The Philosopher's verdict triggered the experimental-exclusion mechanism added to run_zoo.py this session. Variants flagged experimental in METADATA remain on the leaderboard — they are visible, scored, and subject to PBO and deflation across the full set of all variants tried — but they are excluded from the official ensemble weight calculation. The consequence is visible and honest: the admitted-only ensemble now contains only train_freq and null_baseline, both Tier-0 models, and its Brier worsened from 0.268 to 0.306. That deterioration is not a bug; it is the system correctly reporting that removing the best-performing-but-unproven variant leaves only baseline models. The scoreboard says no admitted skilled model yet, and that is accurate. F2 is now armed prospectively: pitf_logit must achieve Brier ≤ 0.22 AND resolution ≥ 0.10 over the next N=8 resolved out-of-sample events before full admission is considered.

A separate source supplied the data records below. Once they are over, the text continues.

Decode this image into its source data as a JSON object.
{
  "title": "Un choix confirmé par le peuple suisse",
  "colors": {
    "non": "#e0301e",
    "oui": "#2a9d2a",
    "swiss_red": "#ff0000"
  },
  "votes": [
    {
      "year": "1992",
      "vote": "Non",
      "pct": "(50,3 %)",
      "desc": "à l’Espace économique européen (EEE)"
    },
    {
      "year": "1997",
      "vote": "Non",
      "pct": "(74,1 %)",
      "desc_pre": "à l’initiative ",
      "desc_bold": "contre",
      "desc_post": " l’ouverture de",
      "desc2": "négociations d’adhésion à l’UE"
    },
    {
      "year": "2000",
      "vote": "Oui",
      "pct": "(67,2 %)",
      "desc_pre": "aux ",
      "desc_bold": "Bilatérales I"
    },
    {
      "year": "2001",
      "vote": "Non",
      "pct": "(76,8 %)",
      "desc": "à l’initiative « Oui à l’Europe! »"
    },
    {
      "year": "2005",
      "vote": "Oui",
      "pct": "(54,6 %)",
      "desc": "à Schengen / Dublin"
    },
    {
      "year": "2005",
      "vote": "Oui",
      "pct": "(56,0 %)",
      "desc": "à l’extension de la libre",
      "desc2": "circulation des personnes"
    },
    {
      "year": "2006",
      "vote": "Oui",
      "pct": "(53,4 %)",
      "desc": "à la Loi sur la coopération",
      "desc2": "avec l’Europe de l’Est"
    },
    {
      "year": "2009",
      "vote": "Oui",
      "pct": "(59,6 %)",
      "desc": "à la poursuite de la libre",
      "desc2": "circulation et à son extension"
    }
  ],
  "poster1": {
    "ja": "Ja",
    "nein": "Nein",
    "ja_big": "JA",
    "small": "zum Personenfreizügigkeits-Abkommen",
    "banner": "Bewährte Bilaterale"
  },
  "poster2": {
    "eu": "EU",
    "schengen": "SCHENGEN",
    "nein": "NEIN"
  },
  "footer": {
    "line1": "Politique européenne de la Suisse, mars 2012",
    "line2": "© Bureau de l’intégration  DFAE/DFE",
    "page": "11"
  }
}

The next highest-leverage move is to break the post-1990 confound that the Philosopher identified as entangling the F1 result. Two concrete steps are on the critical path. First, fetch Gapminder or Our World in Data child-mortality series alongside the world median, available back to approximately 1800 — this would populate the ~19 currently-null historical events and allow F1 to re-run without the era-coverage confound distorting the ablation comparison. Second, fetch Polity5 durable and PARCOMP scores per event — durable activates the polity_regime_durability channel, and PARCOMP is the participation-competitiveness measure most directly analogous to the factionalism construct in the original Goldstone coding; this is the path to making the inert B_FAC term fire on at least some events. Once both coverage gaps are closed, F1 re-runs. If Δres_train clears +0.030, pitf_logit is promoted to ADMIT status and F2 is the remaining validation gate before official ensemble inclusion. No Polymarket predictions were fired this session; pitf_logit is experimental, not admitted Tier-1, and the prediction protocol requires an admitted model.